A partir de aquel instante Elena Peralta perdió la conciencia de lo que pasaba a su alrededor; solo percibió un desagradable olor en el interior del vehículo policial. No recordaba el tiempo que duró el recorrido, ni adónde la llevaron después. Tampoco supo cómo se encontró en una habitación pequeña de paredes desconchadas, sentada ante una mesa destartalada y completamente vacía. Del techo colgaba una desnuda lámpara que iluminaba el centro y ensombrecía el resto de la estancia, impidiéndole ver los rostros de las personas que se encontraban en el interior. Su mente no estaba allí, y necesitaba seguir así durante mucho tiempo. Recordó las advertencias de Antonio Cifuentes sobre los servicios de seguridad de aquel país y se preparó para lo peor.
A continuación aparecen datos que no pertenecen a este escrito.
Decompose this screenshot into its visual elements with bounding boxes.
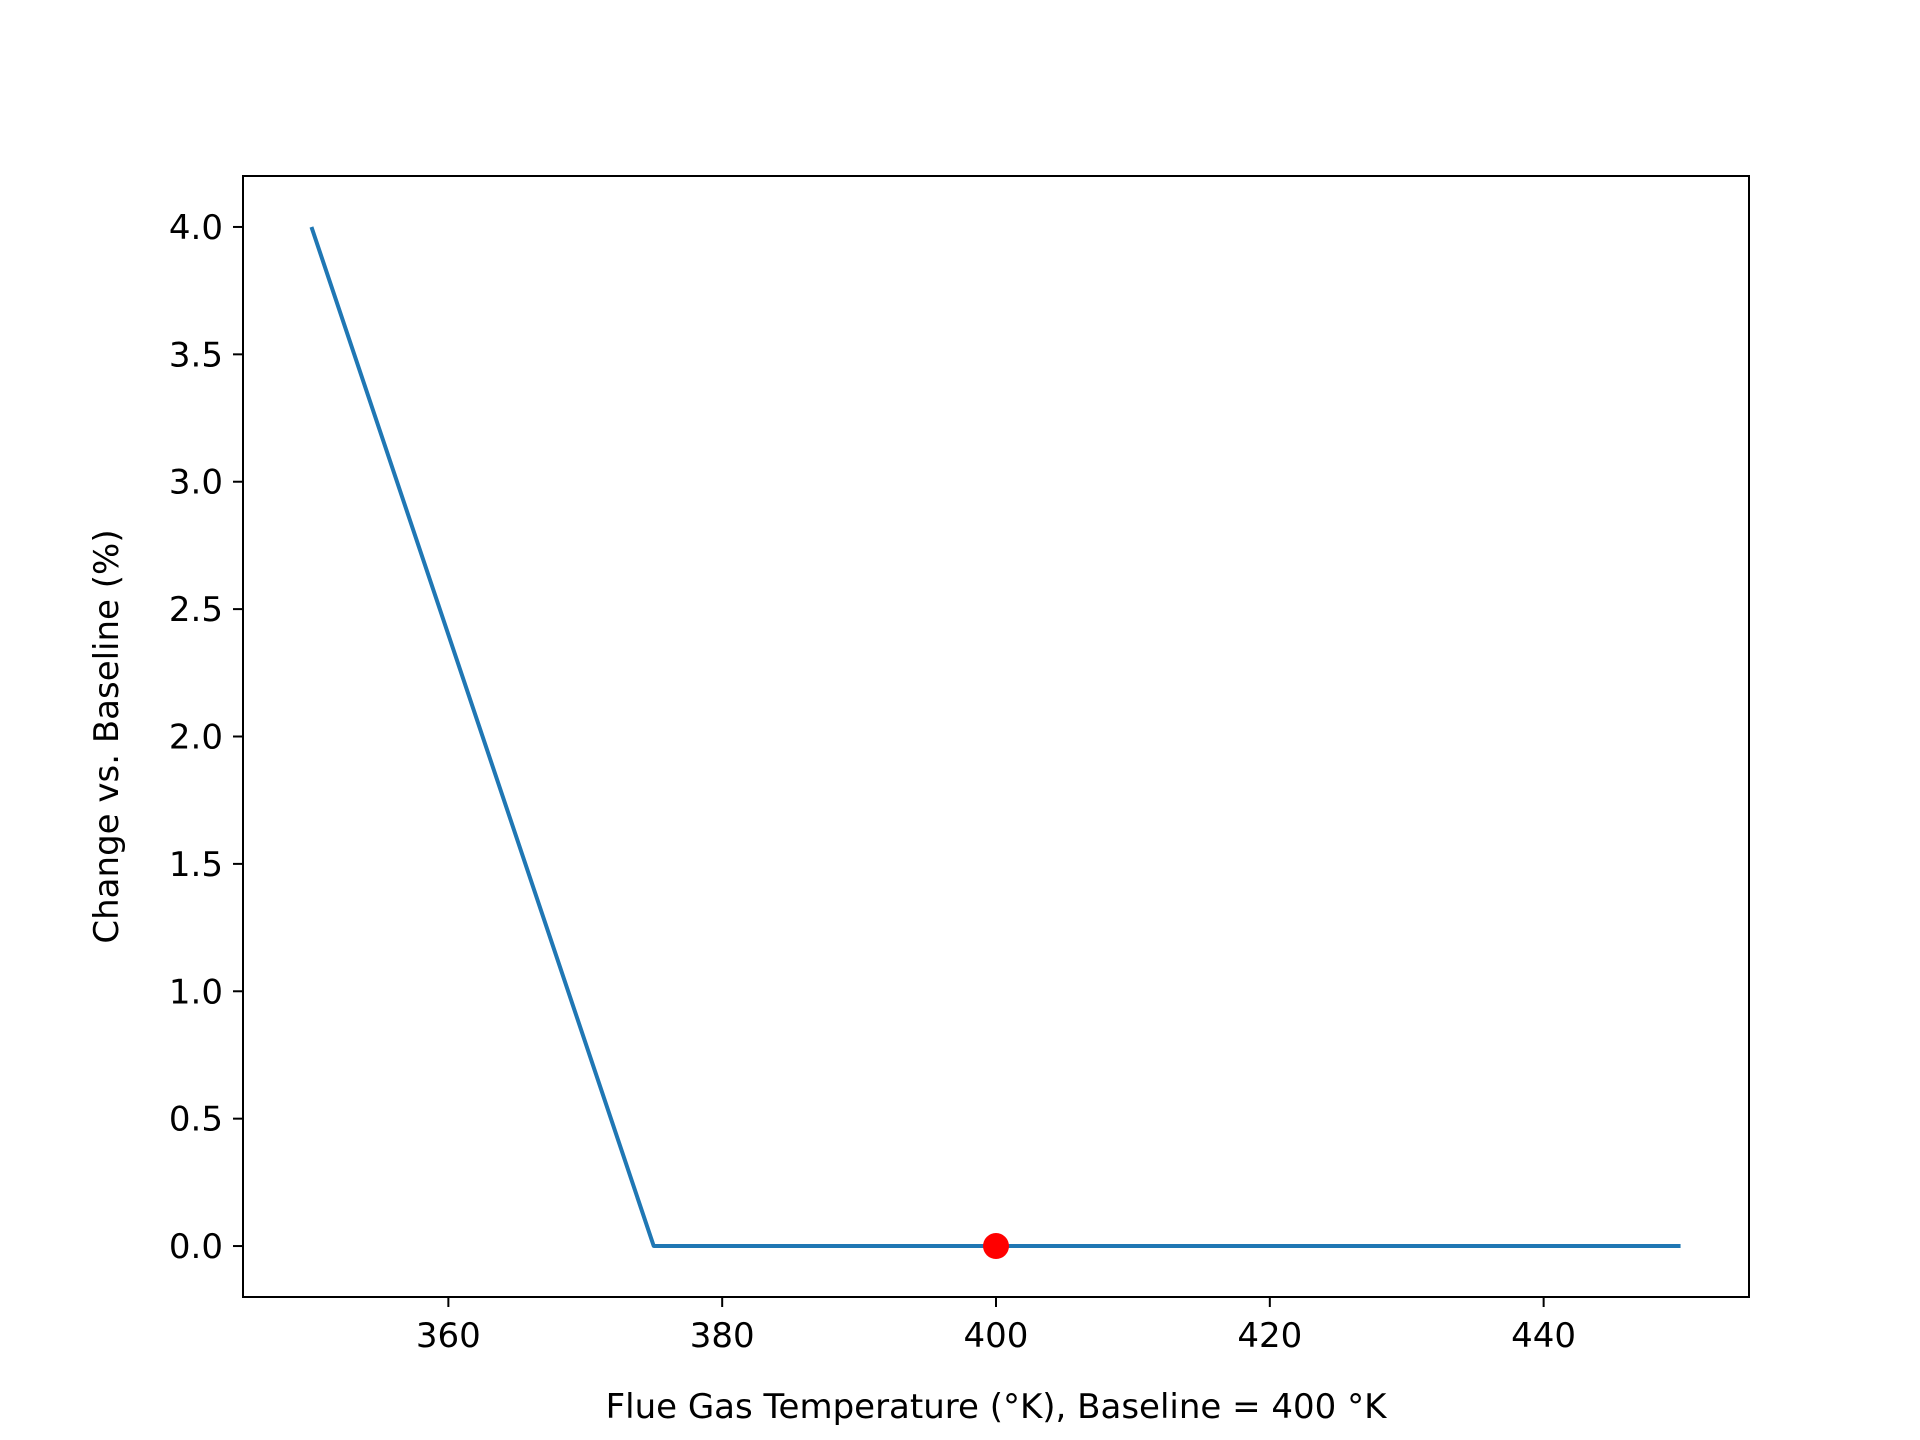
y-tick-label: 4.0 [169, 208, 223, 248]
y-tick-label: 1.0 [169, 972, 223, 1012]
x-tick-label: 400 [964, 1316, 1029, 1356]
y-tick-label: 0.0 [169, 1227, 223, 1267]
axes-frame [242, 175, 1750, 1298]
x-tick-label: 420 [1237, 1316, 1302, 1356]
y-axis-ticks: 0.0 0.5 1.0 1.5 2.0 2.5 3.0 3.5 4.0 [169, 208, 243, 1267]
y-tick-label: 3.5 [169, 335, 223, 375]
x-axis-label: Flue Gas Temperature (°K), Baseline = 40… [606, 1387, 1389, 1427]
y-tick-label: 3.0 [169, 463, 223, 503]
y-tick-label: 2.0 [169, 718, 223, 758]
x-tick-label: 380 [690, 1316, 755, 1356]
baseline-point-marker [983, 1233, 1009, 1260]
x-tick-label: 440 [1511, 1316, 1576, 1356]
x-axis-ticks: 360 380 400 420 440 [416, 1297, 1576, 1356]
y-tick-label: 1.5 [169, 845, 223, 885]
x-tick-label: 360 [416, 1316, 481, 1356]
y-axis-label: Change vs. Baseline (%) [87, 529, 127, 943]
y-tick-label: 2.5 [169, 590, 223, 630]
y-tick-label: 0.5 [169, 1100, 223, 1140]
plot-area [309, 226, 1681, 1260]
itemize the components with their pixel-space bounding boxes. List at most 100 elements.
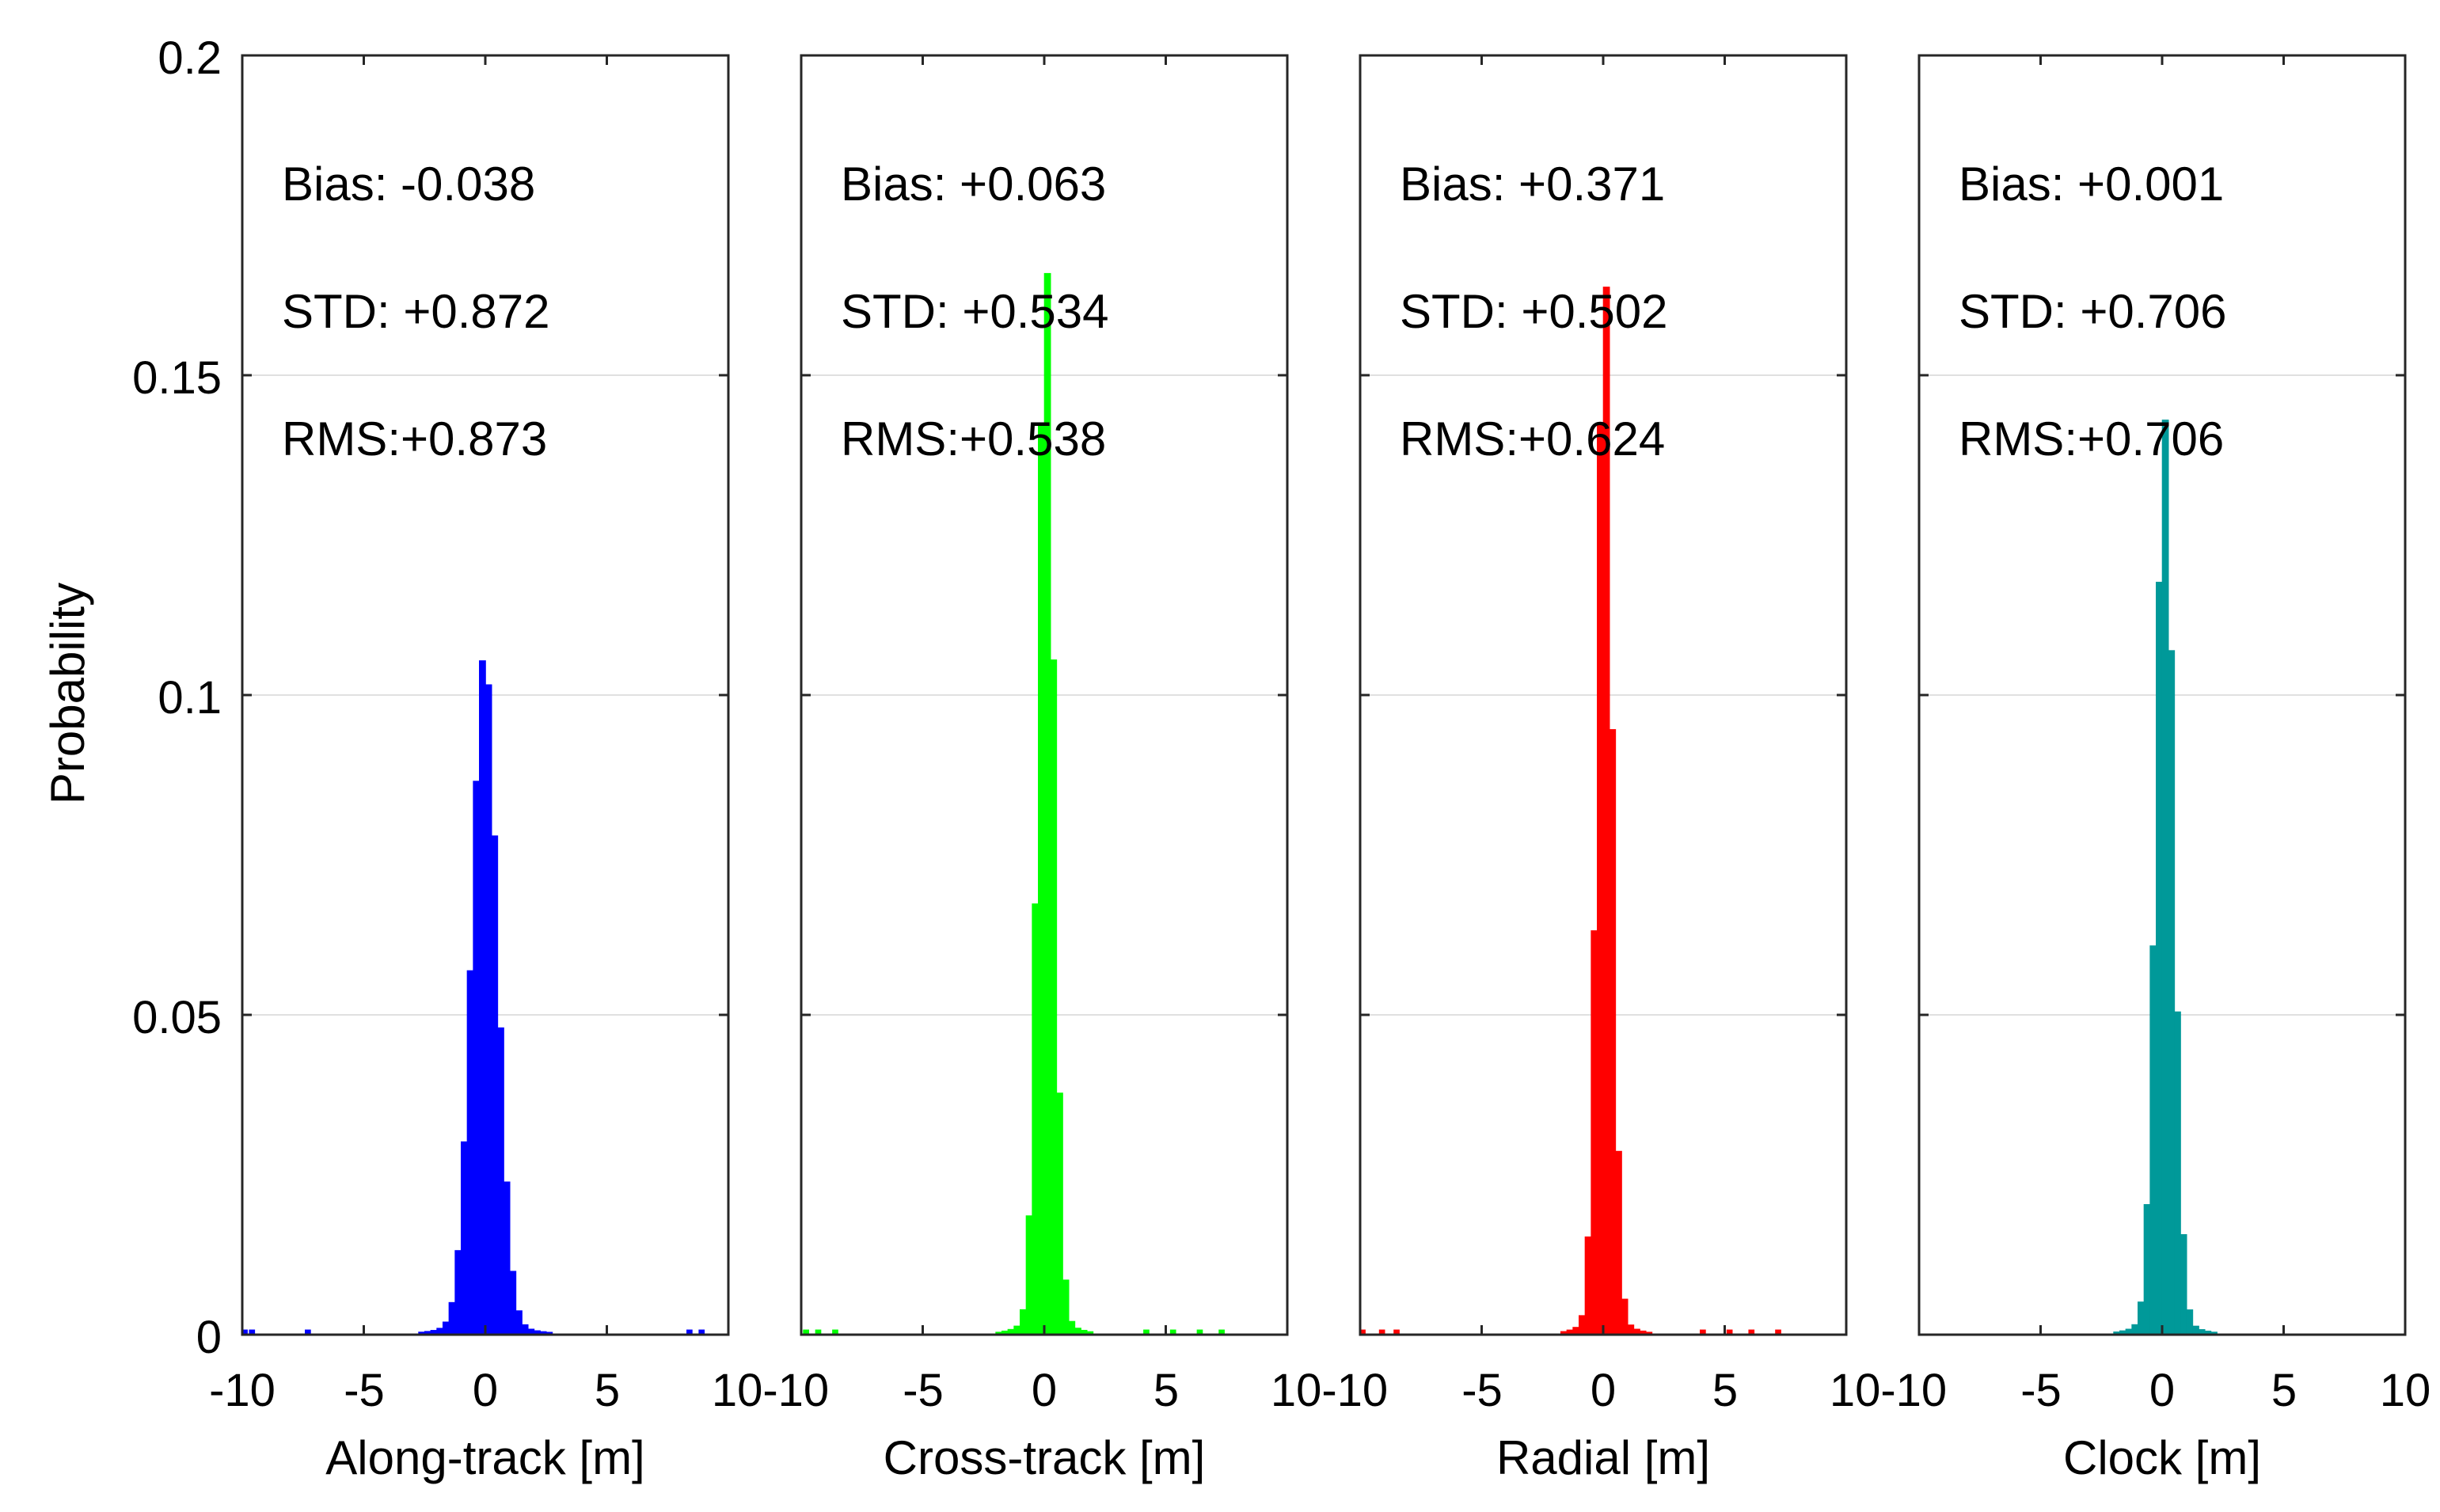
outlier-bar [1378, 1329, 1385, 1335]
histogram-bar [1609, 729, 1617, 1335]
y-tick-label: 0.2 [158, 32, 222, 84]
x-axis-label: Along-track [m] [325, 1431, 644, 1484]
std-label: STD: +0.502 [1400, 285, 1668, 338]
bias-label: Bias: +0.063 [841, 158, 1106, 211]
x-tick-label: 10 [2380, 1365, 2431, 1416]
histogram-bar [1056, 1092, 1063, 1335]
axis-ticks [1917, 54, 2407, 1336]
histogram-bar [473, 781, 481, 1335]
bias-label: Bias: +0.371 [1400, 158, 1665, 211]
x-tick-label: -5 [903, 1365, 944, 1416]
outlier-bar [241, 1329, 248, 1335]
outlier-bar [686, 1329, 693, 1335]
histogram-bar [442, 1321, 450, 1335]
x-axis-label: Cross-track [m] [884, 1431, 1206, 1484]
histogram-bar [448, 1301, 456, 1335]
outlier-bar [305, 1329, 311, 1335]
histogram-bar [2149, 945, 2157, 1335]
histogram-bar [2156, 581, 2163, 1335]
histogram-bar [2131, 1324, 2139, 1335]
outlier-bar [1359, 1329, 1366, 1335]
outlier-bar [1143, 1329, 1150, 1335]
std-label: STD: +0.872 [282, 285, 550, 338]
histogram-bar [1579, 1315, 1586, 1335]
histogram-bar [1013, 1325, 1021, 1335]
histogram-bar [1621, 1298, 1629, 1335]
outlier-bar [832, 1329, 838, 1335]
histogram-bar [1591, 930, 1598, 1335]
panel-radial: Bias: +0.371 STD: +0.502 RMS:+0.624 Radi… [1359, 54, 1848, 1484]
outlier-bar [249, 1329, 256, 1335]
histogram-bar [497, 1027, 504, 1335]
histogram-bars [241, 660, 705, 1335]
x-tick-label: -5 [2020, 1365, 2062, 1416]
x-tick-label: 5 [595, 1365, 620, 1416]
x-tick-label: -5 [344, 1365, 385, 1416]
histogram-bar [1038, 425, 1045, 1335]
outlier-bar [1393, 1329, 1400, 1335]
x-tick-label: -10 [209, 1365, 276, 1416]
histogram-bar [466, 970, 474, 1335]
y-tick-labels: 0 0.05 0.1 0.15 0.2 [132, 32, 222, 1363]
y-tick-label: 0 [196, 1312, 222, 1363]
axis-ticks [800, 54, 1289, 1336]
histogram-bar [1627, 1324, 1635, 1335]
y-tick-label: 0.1 [158, 672, 222, 724]
histogram-bar [1050, 659, 1058, 1335]
x-tick-label: 10-10 [712, 1365, 829, 1416]
outlier-bar [698, 1329, 705, 1335]
x-tick-label: 5 [1153, 1365, 1179, 1416]
y-tick-label: 0.05 [132, 992, 222, 1043]
axis-ticks [1359, 54, 1848, 1336]
axis-ticks [241, 54, 730, 1336]
x-tick-label: 5 [2271, 1365, 2297, 1416]
outlier-bar [1196, 1329, 1203, 1335]
histogram-bar [2192, 1325, 2199, 1335]
histogram-bar [1020, 1309, 1027, 1335]
panel-clock: Bias: +0.001 STD: +0.706 RMS:+0.706 Cloc… [1917, 54, 2407, 1484]
x-tick-label: 0 [1591, 1365, 1616, 1416]
histogram-bar [1615, 1150, 1622, 1335]
outlier-bar [815, 1329, 822, 1335]
rms-label: RMS:+0.538 [841, 412, 1106, 465]
histogram-bar [1025, 1215, 1033, 1335]
histogram-bar [509, 1271, 517, 1335]
x-tick-label: 10-10 [1271, 1365, 1388, 1416]
y-tick-label: 0.15 [132, 352, 222, 404]
histogram-bar [454, 1250, 462, 1335]
histogram-bar [2161, 420, 2169, 1335]
histogram-bar [521, 1324, 529, 1335]
x-axis-label: Radial [m] [1496, 1431, 1710, 1484]
histogram-bar [2180, 1234, 2187, 1335]
panel-cross-track: Bias: +0.063 STD: +0.534 RMS:+0.538 Cros… [800, 54, 1289, 1484]
histogram-bar [2168, 650, 2176, 1335]
x-tick-label: 0 [473, 1365, 498, 1416]
x-tick-label: -5 [1461, 1365, 1503, 1416]
histogram-bar [1584, 1236, 1592, 1335]
histogram-bar [491, 835, 499, 1335]
histogram-bar [2174, 1011, 2181, 1335]
std-label: STD: +0.534 [841, 285, 1109, 338]
std-label: STD: +0.706 [1959, 285, 2227, 338]
histogram-bar [1032, 903, 1039, 1335]
x-tick-labels: -10 -5 0 5 10-10 -5 0 5 10-10 -5 0 5 10 -… [209, 1365, 2430, 1416]
histogram-bar [1062, 1279, 1070, 1335]
outlier-bar [1748, 1329, 1755, 1335]
histogram-bars [803, 272, 1225, 1335]
x-tick-label: 0 [1032, 1365, 1057, 1416]
x-tick-label: 5 [1712, 1365, 1738, 1416]
bias-label: Bias: -0.038 [282, 158, 535, 211]
panel-along-track: Bias: -0.038 STD: +0.872 RMS:+0.873 Alon… [241, 54, 730, 1484]
outlier-bar [1169, 1329, 1176, 1335]
rms-label: RMS:+0.706 [1959, 412, 2224, 465]
rms-label: RMS:+0.624 [1400, 412, 1665, 465]
histogram-bar [485, 684, 492, 1335]
x-axis-label: Clock [m] [2063, 1431, 2261, 1484]
histogram-bar [503, 1181, 511, 1335]
histogram-bar [1068, 1320, 1076, 1335]
outlier-bar [803, 1329, 809, 1335]
bias-label: Bias: +0.001 [1959, 158, 2224, 211]
histogram-bar [515, 1310, 523, 1335]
Alguien comenzó a interrogarla y ella respondió con monosílabos, pero las preguntas se tornaron más concretas y redundantes y tuvo que realizar un gran esfuerzo, pues pretendían confundirla, hacerla dudar, demandando con insistencia el paradero de su hermano.
– Yo no le he visto nunca, señor. No le conozco.
– Pero habló con él -afirmó alguien pegado a su espalda.
– No. Escribí varias cartas desde España y él solo respondió una vez.
– ¿Cuándo?
– Hace varios meses, creo que en abril.
– ¿Y después? -insistía aquella voz sin rostro.
– No he vuelto a tener noticias suyas.
– ¿No hablaron nunca por teléfono?
– No, nunca.
– Pero él tenía su número de España, ¿verdad?
– No lo sé, es posible.
– ¿Es posible? ¿No lo sabe?
– No recuerdo si en alguna de mis cartas se lo di. Creo que sí, pero no estoy segura.
– ¿Y tampoco está segura de haber hablado con él?
– Jamás he hablado con él.
– ¿Por qué vino entonces a México? ¿Qué planes tenía?
– Yo solo quería conocerles. Les envié una carta a primeros de julio anunciándoles mi llegada para agosto, pero no obtuve respuesta.
– Y sin tener respuesta se presenta aquí. ¿Por qué?
– No lo sé… No sabía lo que había ocurrido… No esperaba encontrarme con esto…
– Usted contactó con su hermano y vino para ayudarle a salir del país, por eso se dirigía a la embajada. Quería preparar los documentos para que él viajara a España, ¿no es cierto? -El policía que estaba a su espalda movía la silla y le gritaba al oído.